The collection brings together an important showcase of works by Catalan artists who gave rise to the so-called Spanish School in Paris. From the voyage of discovery in Rome and the origins of art, Paris would come to the fore in the mid-19th century. European style and tastes would travel to France for a new historical context and one of progress: the celebration of international exhibitions, scientific and technological innovations and art salons. In a break from academicism, Paris would become the cosmopolitan city of creation and a melting pot for ideas from which new aesthetic movements would emerge to change the history of art.
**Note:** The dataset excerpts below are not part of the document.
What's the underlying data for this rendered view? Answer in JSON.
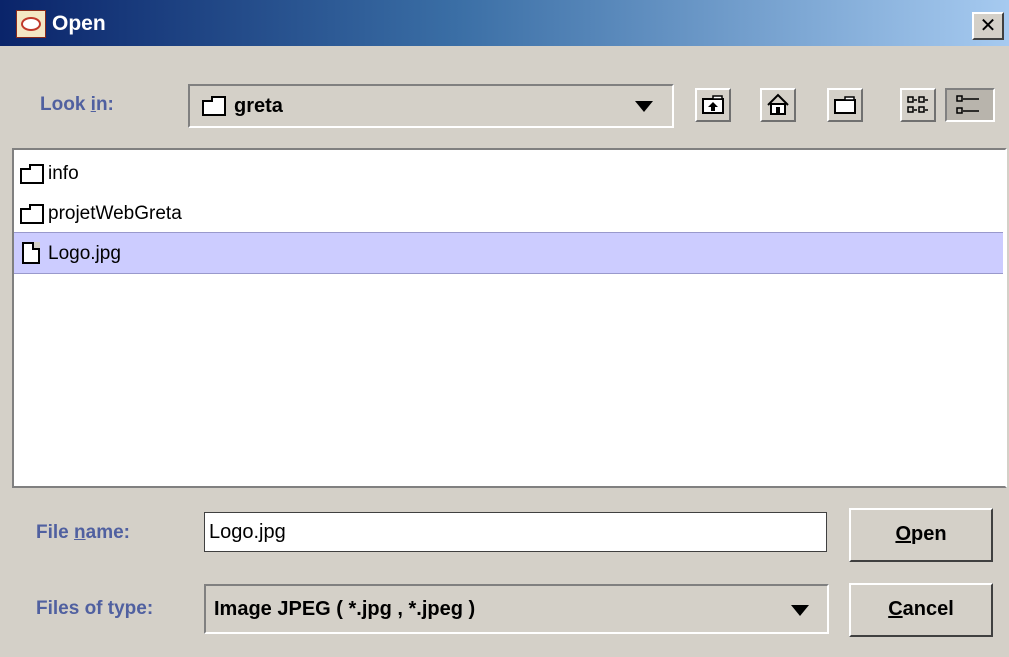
{
  "window": {
    "title": "Open",
    "close_glyph": "✕"
  },
  "look_in": {
    "label_pre": "Look ",
    "label_mn": "i",
    "label_post": "n:",
    "value": "greta"
  },
  "toolbar": {
    "buttons": [
      {
        "name": "up-one-level-button",
        "icon": "folder-up-icon"
      },
      {
        "name": "home-button",
        "icon": "home-icon"
      },
      {
        "name": "new-folder-button",
        "icon": "new-folder-icon"
      },
      {
        "name": "list-view-button",
        "icon": "list-view-icon"
      },
      {
        "name": "details-view-button",
        "icon": "details-view-icon"
      }
    ]
  },
  "files": [
    {
      "name": "info",
      "type": "folder",
      "selected": false
    },
    {
      "name": "projetWebGreta",
      "type": "folder",
      "selected": false
    },
    {
      "name": "Logo.jpg",
      "type": "file",
      "selected": true
    }
  ],
  "file_name": {
    "label_pre": "File ",
    "label_mn": "n",
    "label_post": "ame:",
    "value": "Logo.jpg"
  },
  "file_type": {
    "label": "Files of type:",
    "value": "Image JPEG ( *.jpg , *.jpeg )"
  },
  "buttons": {
    "open_mn": "O",
    "open_rest": "pen",
    "cancel_mn": "C",
    "cancel_rest": "ancel"
  },
  "colors": {
    "label_blue": "#5060a0",
    "selection": "#ccccff",
    "titlebar_start": "#0a246a",
    "titlebar_end": "#a6caf0"
  }
}
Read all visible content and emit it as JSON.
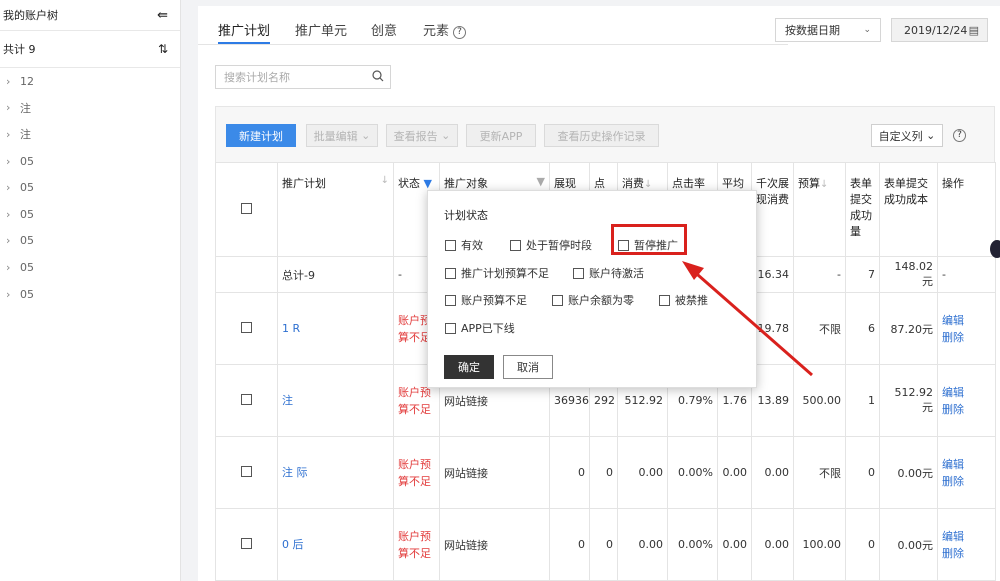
{
  "sidebar": {
    "title": "我的账户树",
    "count_label": "共计 9",
    "items": [
      "12",
      "注",
      "注",
      "05",
      "05",
      "05",
      "05",
      "05",
      "05"
    ]
  },
  "tabs": [
    {
      "label": "推广计划",
      "active": true
    },
    {
      "label": "推广单元",
      "active": false
    },
    {
      "label": "创意",
      "active": false
    },
    {
      "label": "元素",
      "active": false
    }
  ],
  "date_type_select": "按数据日期",
  "date_value": "2019/12/24",
  "search_placeholder": "搜索计划名称",
  "toolbar": {
    "new_plan": "新建计划",
    "batch_edit": "批量编辑",
    "view_report": "查看报告",
    "update_app": "更新APP",
    "view_history": "查看历史操作记录",
    "custom_columns": "自定义列"
  },
  "columns": [
    "推广计划",
    "状态",
    "推广对象",
    "展现",
    "点",
    "消费",
    "点击率",
    "平均",
    "千次展现消费",
    "预算",
    "表单提交成功量",
    "表单提交成功成本",
    "操作"
  ],
  "total_row": {
    "name": "总计-9",
    "status": "-",
    "cpm": "16.34",
    "budget": "-",
    "forms": "7",
    "form_cost": "148.02元",
    "ops": "-"
  },
  "rows": [
    {
      "name": "1 R",
      "status": "账户预算不足",
      "target": "",
      "impressions": "",
      "clicks": "",
      "cost": "",
      "ctr": "",
      "avg": "",
      "cpm": "19.78",
      "budget": "不限",
      "forms": "6",
      "form_cost": "87.20元",
      "edit": "编辑",
      "delete": "删除"
    },
    {
      "name": "注",
      "status": "账户预算不足",
      "target": "网站链接",
      "impressions": "36936",
      "clicks": "292",
      "cost": "512.92",
      "ctr": "0.79%",
      "avg": "1.76",
      "cpm": "13.89",
      "budget": "500.00",
      "forms": "1",
      "form_cost": "512.92元",
      "edit": "编辑",
      "delete": "删除"
    },
    {
      "name": "注 际",
      "status": "账户预算不足",
      "target": "网站链接",
      "impressions": "0",
      "clicks": "0",
      "cost": "0.00",
      "ctr": "0.00%",
      "avg": "0.00",
      "cpm": "0.00",
      "budget": "不限",
      "forms": "0",
      "form_cost": "0.00元",
      "edit": "编辑",
      "delete": "删除"
    },
    {
      "name": "0 后",
      "status": "账户预算不足",
      "target": "网站链接",
      "impressions": "0",
      "clicks": "0",
      "cost": "0.00",
      "ctr": "0.00%",
      "avg": "0.00",
      "cpm": "0.00",
      "budget": "100.00",
      "forms": "0",
      "form_cost": "0.00元",
      "edit": "编辑",
      "delete": "删除"
    }
  ],
  "filter_popup": {
    "title": "计划状态",
    "options": [
      "有效",
      "处于暂停时段",
      "暂停推广",
      "推广计划预算不足",
      "账户待激活",
      "账户预算不足",
      "账户余额为零",
      "被禁推",
      "APP已下线"
    ],
    "ok": "确定",
    "cancel": "取消"
  },
  "colors": {
    "accent": "#3b8ae8",
    "highlight": "#d9211d",
    "warning_text": "#e23b3b"
  }
}
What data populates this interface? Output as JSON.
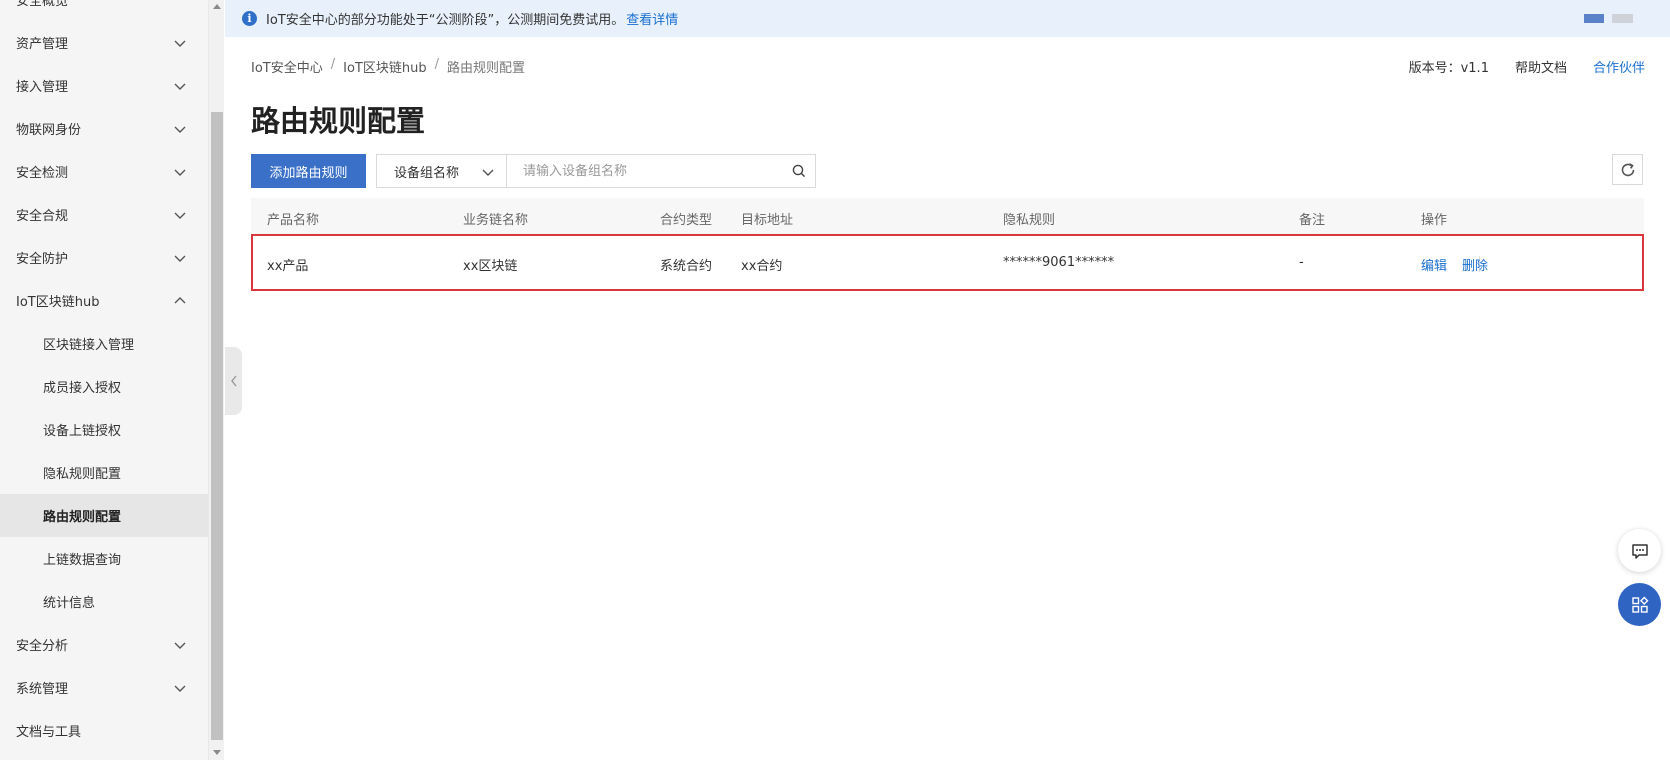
{
  "sidebar": {
    "items": [
      {
        "label": "安全概览",
        "type": "top"
      },
      {
        "label": "资产管理",
        "type": "group",
        "expanded": false
      },
      {
        "label": "接入管理",
        "type": "group",
        "expanded": false
      },
      {
        "label": "物联网身份",
        "type": "group",
        "expanded": false
      },
      {
        "label": "安全检测",
        "type": "group",
        "expanded": false
      },
      {
        "label": "安全合规",
        "type": "group",
        "expanded": false
      },
      {
        "label": "安全防护",
        "type": "group",
        "expanded": false
      },
      {
        "label": "IoT区块链hub",
        "type": "group",
        "expanded": true
      },
      {
        "label": "区块链接入管理",
        "type": "sub"
      },
      {
        "label": "成员接入授权",
        "type": "sub"
      },
      {
        "label": "设备上链授权",
        "type": "sub"
      },
      {
        "label": "隐私规则配置",
        "type": "sub"
      },
      {
        "label": "路由规则配置",
        "type": "sub",
        "active": true
      },
      {
        "label": "上链数据查询",
        "type": "sub"
      },
      {
        "label": "统计信息",
        "type": "sub"
      },
      {
        "label": "安全分析",
        "type": "group",
        "expanded": false
      },
      {
        "label": "系统管理",
        "type": "group",
        "expanded": false
      },
      {
        "label": "文档与工具",
        "type": "top"
      }
    ]
  },
  "notice": {
    "text": "IoT安全中心的部分功能处于“公测阶段”，公测期间免费试用。",
    "link": "查看详情"
  },
  "breadcrumb": {
    "items": [
      "IoT安全中心",
      "IoT区块链hub",
      "路由规则配置"
    ]
  },
  "header": {
    "version": "版本号：v1.1",
    "help": "帮助文档",
    "partner": "合作伙伴"
  },
  "page_title": "路由规则配置",
  "toolbar": {
    "add_label": "添加路由规则",
    "select_value": "设备组名称",
    "search_placeholder": "请输入设备组名称"
  },
  "table": {
    "columns": [
      "产品名称",
      "业务链名称",
      "合约类型",
      "目标地址",
      "隐私规则",
      "备注",
      "操作"
    ],
    "rows": [
      {
        "product": "xx产品",
        "chain": "xx区块链",
        "contract_type": "系统合约",
        "target": "xx合约",
        "privacy_rule": "******9061******",
        "note": "-",
        "edit": "编辑",
        "delete": "删除"
      }
    ]
  },
  "colors": {
    "primary": "#3a70c7",
    "link": "#1a6fd0",
    "highlight_border": "#d9363e",
    "notice_bg": "#e8f1fb"
  }
}
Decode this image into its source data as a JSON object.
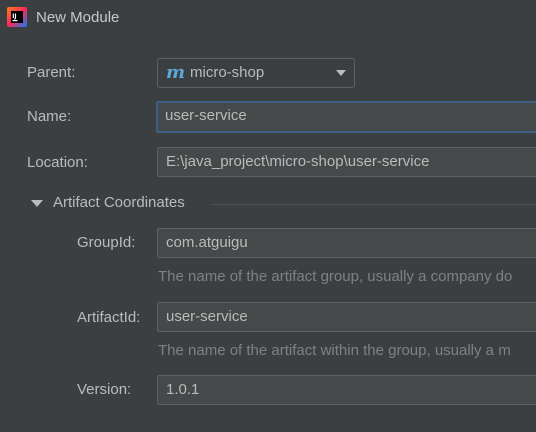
{
  "window": {
    "title": "New Module",
    "app_icon": "intellij-idea-icon"
  },
  "parent": {
    "label": "Parent:",
    "value": "micro-shop",
    "icon_glyph": "m",
    "icon_color": "#5ca9d8"
  },
  "name": {
    "label": "Name:",
    "value": "user-service"
  },
  "location": {
    "label": "Location:",
    "value": "E:\\java_project\\micro-shop\\user-service"
  },
  "artifact_coordinates": {
    "title": "Artifact Coordinates",
    "expanded": true,
    "group_id": {
      "label": "GroupId:",
      "value": "com.atguigu",
      "hint": "The name of the artifact group, usually a company do"
    },
    "artifact_id": {
      "label": "ArtifactId:",
      "value": "user-service",
      "hint": "The name of the artifact within the group, usually a m"
    },
    "version": {
      "label": "Version:",
      "value": "1.0.1"
    }
  },
  "colors": {
    "background": "#3c3f41",
    "field_background": "#45494a",
    "focus_border": "#3d6185",
    "text": "#bbbbbb",
    "hint_text": "#808080"
  }
}
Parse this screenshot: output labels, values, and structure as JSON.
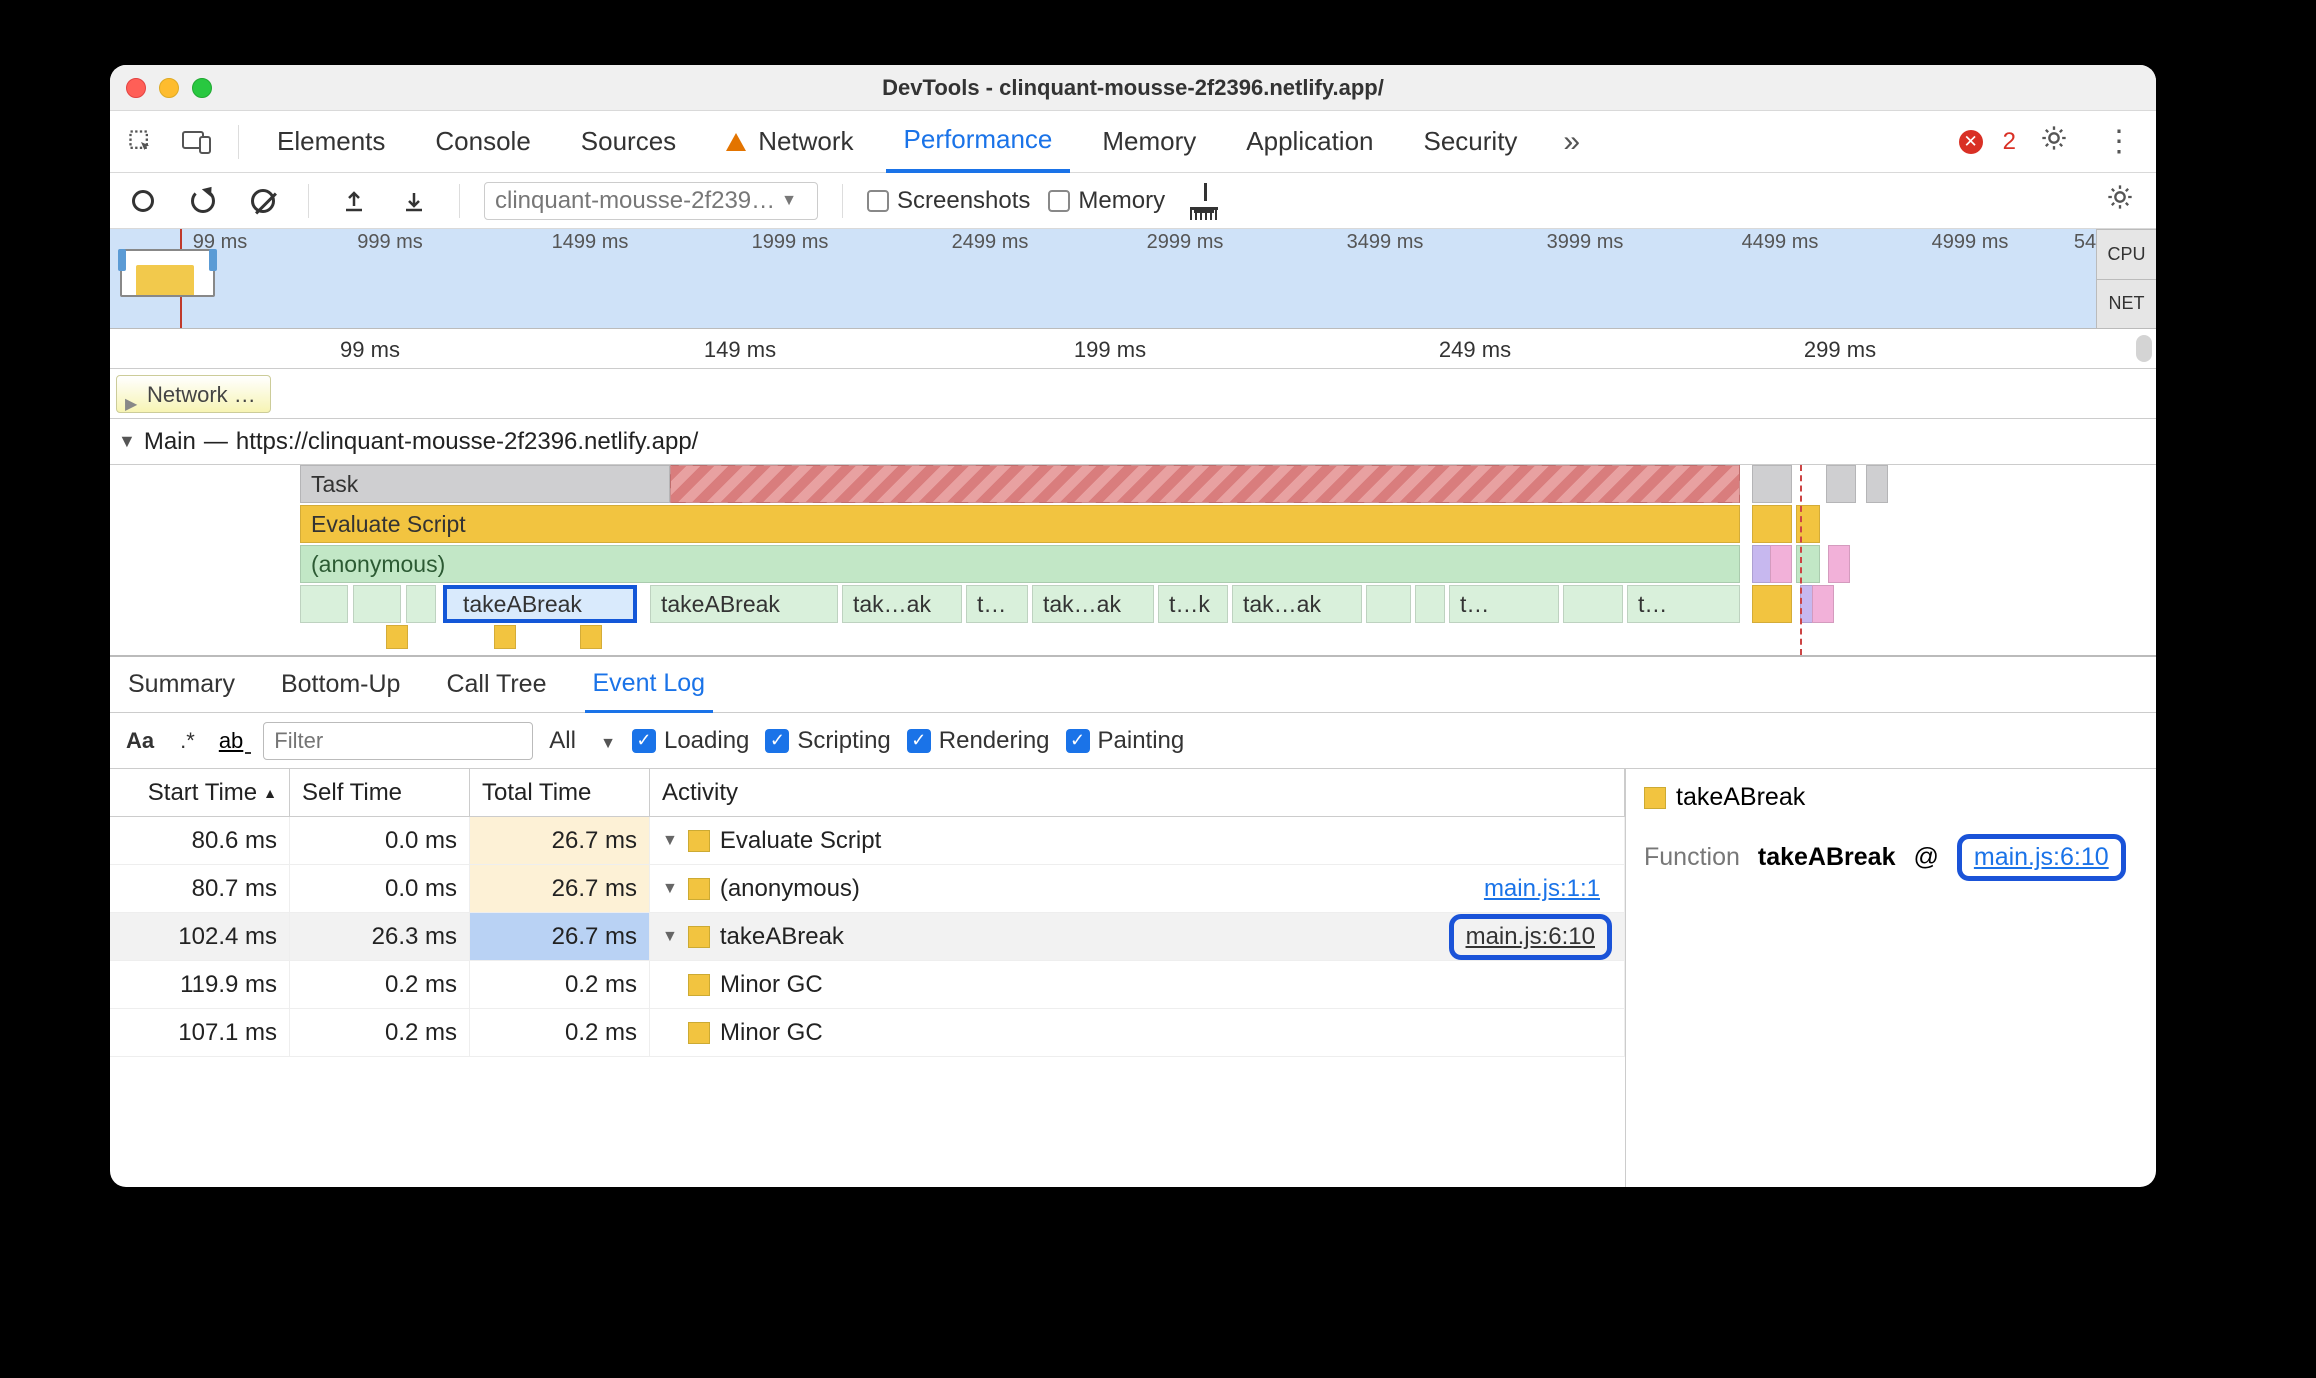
{
  "title": {
    "prefix": "DevTools - ",
    "url": "clinquant-mousse-2f2396.netlify.app/"
  },
  "tabs": {
    "items": [
      "Elements",
      "Console",
      "Sources",
      "Network",
      "Performance",
      "Memory",
      "Application",
      "Security"
    ],
    "active": "Performance",
    "net_warn": true,
    "error_count": "2"
  },
  "perf_toolbar": {
    "profile_name": "clinquant-mousse-2f239…",
    "screenshots_label": "Screenshots",
    "memory_label": "Memory"
  },
  "overview": {
    "ticks": [
      "99 ms",
      "999 ms",
      "1499 ms",
      "1999 ms",
      "2499 ms",
      "2999 ms",
      "3499 ms",
      "3999 ms",
      "4499 ms",
      "4999 ms",
      "54"
    ],
    "side": [
      "CPU",
      "NET"
    ]
  },
  "axis2": [
    "99 ms",
    "149 ms",
    "199 ms",
    "249 ms",
    "299 ms"
  ],
  "network_chip": "Network …",
  "main_header": {
    "label": "Main",
    "url": "https://clinquant-mousse-2f2396.netlify.app/"
  },
  "flame": {
    "rows": [
      {
        "label": "Task"
      },
      {
        "label": "Evaluate Script"
      },
      {
        "label": "(anonymous)"
      }
    ],
    "calls": [
      "takeABreak",
      "takeABreak",
      "tak…ak",
      "t…",
      "tak…ak",
      "t…k",
      "tak…ak",
      "t…",
      "t…"
    ]
  },
  "bottom_tabs": {
    "items": [
      "Summary",
      "Bottom-Up",
      "Call Tree",
      "Event Log"
    ],
    "active": "Event Log"
  },
  "filters": {
    "placeholder": "Filter",
    "all": "All",
    "cats": [
      "Loading",
      "Scripting",
      "Rendering",
      "Painting"
    ]
  },
  "table": {
    "headers": [
      "Start Time",
      "Self Time",
      "Total Time",
      "Activity"
    ],
    "sort_asc": true,
    "rows": [
      {
        "st": "80.6 ms",
        "se": "0.0 ms",
        "tt": "26.7 ms",
        "indent": 0,
        "disc": true,
        "name": "Evaluate Script",
        "link": ""
      },
      {
        "st": "80.7 ms",
        "se": "0.0 ms",
        "tt": "26.7 ms",
        "indent": 1,
        "disc": true,
        "name": "(anonymous)",
        "link": "main.js:1:1"
      },
      {
        "st": "102.4 ms",
        "se": "26.3 ms",
        "tt": "26.7 ms",
        "indent": 2,
        "disc": true,
        "name": "takeABreak",
        "link": "main.js:6:10",
        "selected": true,
        "boxlink": true
      },
      {
        "st": "119.9 ms",
        "se": "0.2 ms",
        "tt": "0.2 ms",
        "indent": 3,
        "disc": false,
        "name": "Minor GC",
        "link": ""
      },
      {
        "st": "107.1 ms",
        "se": "0.2 ms",
        "tt": "0.2 ms",
        "indent": 3,
        "disc": false,
        "name": "Minor GC",
        "link": ""
      }
    ]
  },
  "details": {
    "title": "takeABreak",
    "key": "Function",
    "fn": "takeABreak",
    "at": "@",
    "link": "main.js:6:10"
  }
}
Paris became the new capital of the world in art and culture. An influential centre of creation in the search for a new realism in painting, Catalan, European and international artists were attracted by the plein air, explorations in the plastic arts and new repertoires. Seduced by the new market of publications, curators, collectors and international art dealers, they would spend long periods in Paris

COLLECTION OF CATALAN CLOCKS

Collection of hand-made clocks from the 18th century and unique or curious instruments for measuring time

 The origin of the hand-made clocks is found in small family-owned craft workshops coming out of the old arms industry of the 18th century. Blacksmiths, founders, cannoneers, locksmiths and engravers who had previously made arms for the War of Spanish Succession and the Peninsular War had to reinvent themselves to survive. And so, they ventured into crafting unique pieces inspired by striking clocks, but smaller in size. These craftsmen were adapting to the new demand emerging from the era of economic expansion and development in the Catalan manufacturing industries.

 The 12 Catalan clockmakers, in the span of less than seventy years, crafted a vast number of mechanical apparatus of different types and styles. They all bear the engraved name of the town where they were made and often have a common piece: the escapement wheel, the characteristics of which make these clocks reliable and, above all, unique.

 

 As for the unique and curious instruments, they come from all over the world. Crafted between the 19th and 20th centuries, they stand out for their characteristics, portability and outer features. Some of them do not have hardware and they demonstrate alternative ways of deducing and watching the passage of time.

COLLECTION OF ANTIQUE COINS

An antique gold coin from the Classical period is a valuable item. And the 68 gold coins in this collection are small treasures, testimony to the splendour and decadence of their time. Classical numismatics looks at the history and intrinsic value of coins, as well as the messages that they were to carry. Thus, art was put at the service of power, politics and propaganda.

As objects, and based on their physical appearance, we know the composition and shape of the coins. These are gold coins based on units of weight legally recognised by the state authority, which acted as a legal guarantor for commercial activity and the market economy. In Ancient Greece and, later, Rome, the artistic representations and engraved messages on the coins made them culturally significant objects, with value beyond their utilitarian function.

Both sides of the coins tell us stories. The engraved motifs, from the head of Zeus or the effigy of Emperor Trajan, to the Christian cross, were depictions easily recognised by citizens. Heroes and characters from mythology or, later, Christian themes alongside inscriptions, were the symbolic and iconographic resource characteristic of the city that minted the coins. The circulation of these coins exported Greek and Roman thinking widely, and made this ideology the common denominator for societies that recognised and understood the meaning of these messages.